In Japan, Game Machine listed Aero Fighters as the second most successful table arcade unit of April 1992. RePlay also reported it to be the second most popular arcade game at the time. Despite being a solid entry, the arcade version had little to distinguish itself from the competition. One critic wrote: "Aero Fighters is a thoroughly solid game, let's get that out of the way. It is also a game that is easy to forget. At a time when shooters were a dime a dozen it didn't exactly stand out."

GamePro gave the Super NES version a negative review, saying the weapons are imaginative but the game suffers from slowdown, mediocre graphics, weak sound effects, and "monotonous" music, concluding that "Aero Fighters action won't stay with you - it's a temporary thrill that eventually retreats to the hanger."

==Legacy==
The arcade version was released in 2005 for the PlayStation 2 by Hamster Corporation as part of the Japan-exclusive Oretachi Gēsen Zoku series. In 2022, the original arcade version was included as part of the Sega Astro City Mini V, a vertically-oriented variant of the Sega Astro City mini console.

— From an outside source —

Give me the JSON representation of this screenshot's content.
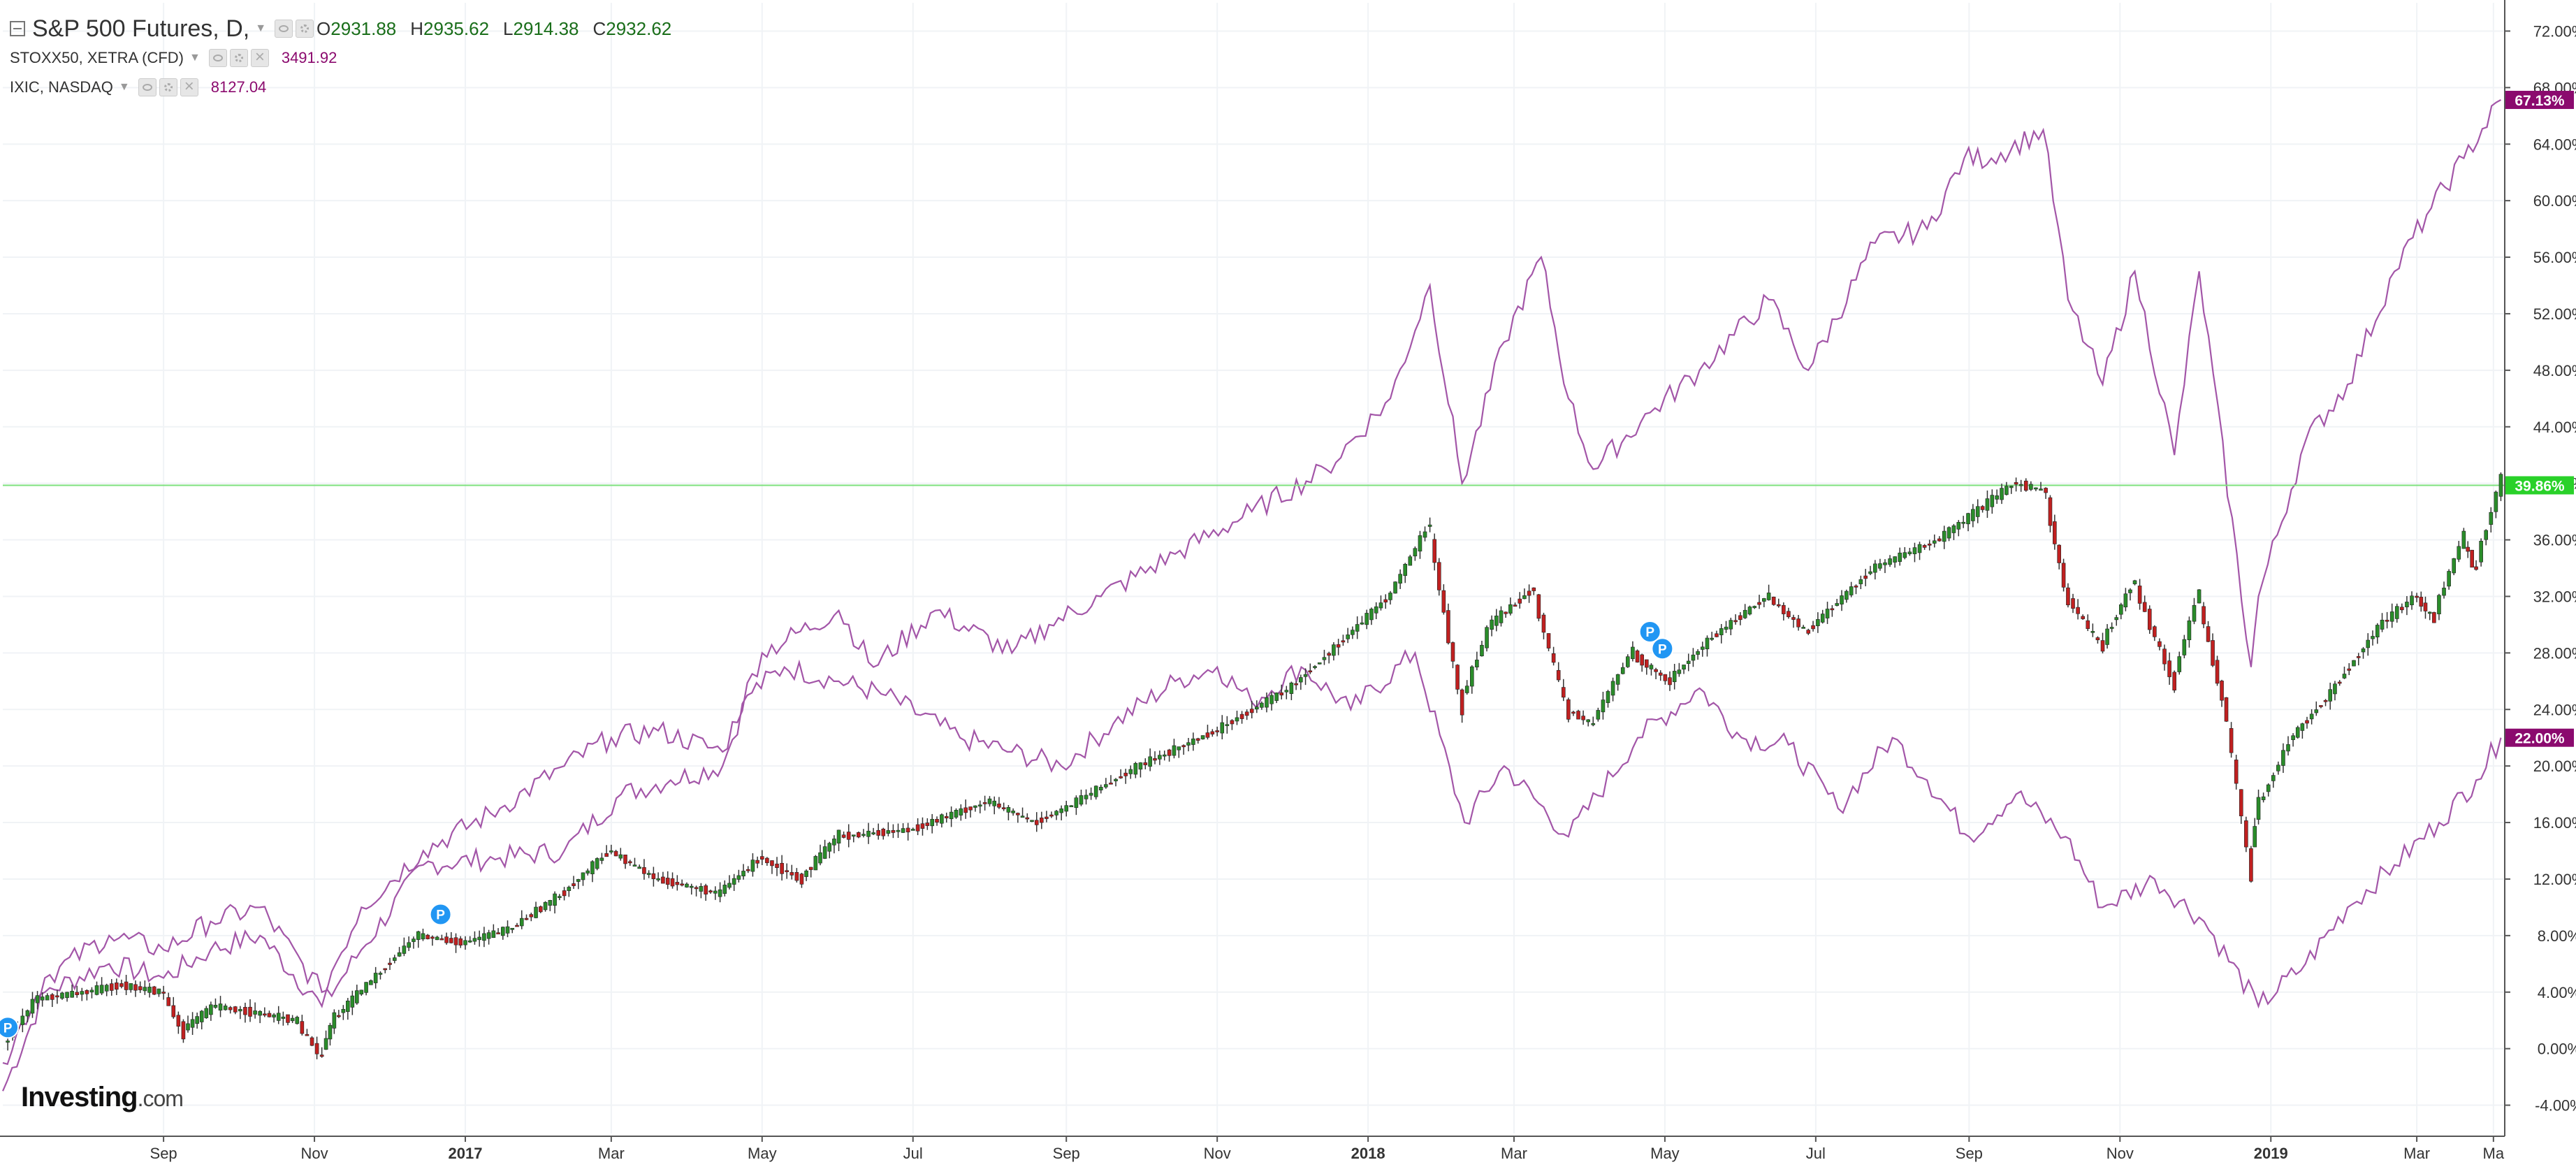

Copies of the game are rare, with astronomical prices on auction sites. Hamster Corporation released the game as part of the Arcade Archives series for the Nintendo Switch and PlayStation 4 in December 2023.

===Sequels===

Shin Nakamura, the main designer of Aero Fighters and a number of other Video System games, disliked the company's plan to start developing on the Neo Geo. He wanted to make more vertical games like Aero Fighters, but found it difficult to do so on a horizontal monitor. He and other like-minded employees left to found Psikyo, with the similar Samurai Aces being their first game.

Aero Fighters is the only entry in the series released under the McO'River brand name. The remaining Aero Fighters staff began to work on sequels alongside other Video System employees. Aero Fighters 2 and Aero Fighters 3 were released for the Neo Geo. Sonic Wings Special, a sort of "dream match" game based on the three previous entries, was released for the Sega Saturn and later for the PlayStation. Soon after, Special was reworked for the arcades into Sonic Wings Limited. In 1997, McO'River, Inc. changed its name to Video System U.S.A., Inc. A year later, Paradigm Entertainment developed Aero Fighters Assault for Video System. Sonic Wings Special and Limited were both made for a vertical monitor like the first game. Similarly, Nakamura would make Strikers 1945 Plus for the Neo Geo a few years later.

In November 2024, a new game in the Aero Fighters series was announced, Sonic Wings Reunion. The was launched on May 29, 2025 in Japan for the PlayStation 5, PlayStation 4, Nintendo Switch, and arcades.

==In popular culture==
YouTuber and author John Green, having come across the game while at the Savannah Airport, mistakenly read the title as "Nerd Fighters" while filming a video addressing his brother Hank Green on the popular YouTube channel Vlogbrothers on February 17, 2007. "Nerdfighters" and "Nerdfighteria" eventually became the collective title of the Vlogbrothers' fan community. In September 2013, he was given an Aero Fighters arcade cabinet as a gift.